Highlighting the role of cynical politicians in the mobilization of identity conflict points to very different policy advice, of course. Fighting sectarianism thus requires changing the incentives and the opportunities for such political mobilization. Were electoral rules changed, official media and state institutions purged of sectarian language, and hate speech and incitement punished rather than encouraged, identity entrepreneurs would suffer political defeat. Elites who want to cynically manipulate sectarianism need to have the raw material with which to work or the right conditions within which to work their evil magic. Taking the oxygen out of the room is not impossible: Kuwait, for instance, turned away from sectarianism in its last elections, in part as the costs of such conflict began to really sink in.
But such political responses to identity conflict become far more difficult after they have been successfully mobilized — especially under conditions of state failure, uncertainty, violence, and fear. It is far easier to generate sectarian animosities than it is to calm them down. This ratcheting effect is the reason for the deepest concern about the trends of the last few years. Identity entrepreneurs may think that they can turn the hatred on and off as it suits their interests, but at some point these identities become self-sustaining and internalized. Blood matters, a lot: There will be no reconciliation in Iraq or Syria for a long time, not with so many individuals who have watched people they love slaughtered or raped or displaced over their ascribed identities. How could anyone expect an Iraqi Sunni to forgive or happily coexist with Shiite neighbors who only recently killed his children because of their religion? Those memories are only reinforced by the endlessly circulating videos and images which today provide unavoidable documentation of additional atrocities. Even ending the violence and restoring a modicum of stability in Syria, Iraq, or Bahrain is not likely to erase these inflamed hatreds and memories, leaving well-fertilized terrain for the next identity entrepreneur who comes along.
The political approach to sectarianism makes painfully clear that it did not have to be like this. Sectarian conflict is not the natural response to the fall of a strongman. The Bahraini activists who demanded political reform and human rights did not have to be tarred as Iranian assets and smeared as Shiite separatists.
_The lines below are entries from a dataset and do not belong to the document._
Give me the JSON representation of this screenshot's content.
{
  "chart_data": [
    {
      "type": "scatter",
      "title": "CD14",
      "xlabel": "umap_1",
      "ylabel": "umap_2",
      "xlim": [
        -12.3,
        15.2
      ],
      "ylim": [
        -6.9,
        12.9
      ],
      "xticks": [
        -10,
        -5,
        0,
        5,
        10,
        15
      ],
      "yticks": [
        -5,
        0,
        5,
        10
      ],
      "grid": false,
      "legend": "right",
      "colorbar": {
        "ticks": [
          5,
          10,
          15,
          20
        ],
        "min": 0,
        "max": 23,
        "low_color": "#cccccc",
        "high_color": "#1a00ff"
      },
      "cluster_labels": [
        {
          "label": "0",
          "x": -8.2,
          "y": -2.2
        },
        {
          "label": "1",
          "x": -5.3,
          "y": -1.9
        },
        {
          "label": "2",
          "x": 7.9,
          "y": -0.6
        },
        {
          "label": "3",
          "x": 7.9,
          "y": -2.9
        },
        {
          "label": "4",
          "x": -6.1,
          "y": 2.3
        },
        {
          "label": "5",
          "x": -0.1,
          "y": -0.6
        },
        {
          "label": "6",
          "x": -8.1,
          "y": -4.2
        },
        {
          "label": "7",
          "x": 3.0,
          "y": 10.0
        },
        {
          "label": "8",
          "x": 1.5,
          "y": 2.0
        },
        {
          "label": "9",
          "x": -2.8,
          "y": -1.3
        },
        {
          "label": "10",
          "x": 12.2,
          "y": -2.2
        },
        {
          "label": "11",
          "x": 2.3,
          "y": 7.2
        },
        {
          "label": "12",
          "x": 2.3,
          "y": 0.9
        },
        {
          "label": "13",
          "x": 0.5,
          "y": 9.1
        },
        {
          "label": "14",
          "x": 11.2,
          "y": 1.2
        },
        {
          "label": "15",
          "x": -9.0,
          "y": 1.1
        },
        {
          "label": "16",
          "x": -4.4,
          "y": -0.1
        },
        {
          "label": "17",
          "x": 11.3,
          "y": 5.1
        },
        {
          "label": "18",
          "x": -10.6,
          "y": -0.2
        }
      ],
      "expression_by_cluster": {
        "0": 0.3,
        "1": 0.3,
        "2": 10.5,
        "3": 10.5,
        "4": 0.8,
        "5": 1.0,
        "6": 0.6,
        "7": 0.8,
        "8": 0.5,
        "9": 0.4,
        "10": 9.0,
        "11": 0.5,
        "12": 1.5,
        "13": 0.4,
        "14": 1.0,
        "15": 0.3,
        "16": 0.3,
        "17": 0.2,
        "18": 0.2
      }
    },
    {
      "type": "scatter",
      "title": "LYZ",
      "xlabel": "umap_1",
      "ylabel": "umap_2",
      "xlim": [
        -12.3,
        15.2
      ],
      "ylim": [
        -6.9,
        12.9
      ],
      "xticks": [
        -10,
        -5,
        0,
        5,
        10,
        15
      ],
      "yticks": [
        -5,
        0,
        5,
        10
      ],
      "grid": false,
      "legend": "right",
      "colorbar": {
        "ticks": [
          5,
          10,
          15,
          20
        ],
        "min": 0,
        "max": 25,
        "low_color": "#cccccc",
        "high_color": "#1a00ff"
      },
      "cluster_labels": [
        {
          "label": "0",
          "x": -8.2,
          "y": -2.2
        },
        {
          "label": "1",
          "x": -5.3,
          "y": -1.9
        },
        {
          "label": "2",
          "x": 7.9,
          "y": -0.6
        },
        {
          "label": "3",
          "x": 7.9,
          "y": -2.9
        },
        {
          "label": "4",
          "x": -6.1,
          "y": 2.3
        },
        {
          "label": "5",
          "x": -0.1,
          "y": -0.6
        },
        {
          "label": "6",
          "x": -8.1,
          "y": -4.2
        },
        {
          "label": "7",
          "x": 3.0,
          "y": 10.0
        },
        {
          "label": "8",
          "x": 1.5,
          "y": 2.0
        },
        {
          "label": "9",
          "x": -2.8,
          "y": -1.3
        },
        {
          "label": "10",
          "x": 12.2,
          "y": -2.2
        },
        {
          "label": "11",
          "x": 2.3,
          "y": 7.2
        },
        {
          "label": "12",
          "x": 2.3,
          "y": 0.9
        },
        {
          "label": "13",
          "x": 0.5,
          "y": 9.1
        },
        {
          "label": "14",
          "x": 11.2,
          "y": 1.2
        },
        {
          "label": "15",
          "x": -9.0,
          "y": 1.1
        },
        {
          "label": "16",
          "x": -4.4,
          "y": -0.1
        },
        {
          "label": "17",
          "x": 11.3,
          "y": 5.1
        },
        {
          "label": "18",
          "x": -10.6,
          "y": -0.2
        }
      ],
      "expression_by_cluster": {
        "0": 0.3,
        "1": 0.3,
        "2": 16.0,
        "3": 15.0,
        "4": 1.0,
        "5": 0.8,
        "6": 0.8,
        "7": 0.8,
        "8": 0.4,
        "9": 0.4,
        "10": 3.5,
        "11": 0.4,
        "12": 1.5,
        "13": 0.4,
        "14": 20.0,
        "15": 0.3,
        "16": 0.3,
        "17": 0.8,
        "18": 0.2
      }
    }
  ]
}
Syrian non-violent activists could have developed and enforced a compelling vision of a non-sectarian post-Assad alternative. Gulf Islamists and regimes could have opted not to use sectarianism to generate support for the Syrian insurgency. The Egyptian Muslim Brotherhood and its enemies could have opted for cooperation and inclusion rather than spiraling polarization and confrontation. But this approach also offers little optimism about the future. The painful reality is that sectarianism proved too useful to too many powerful actors, and too compelling a narrative in a violent, turbulent, and uncertain time, to be avoided.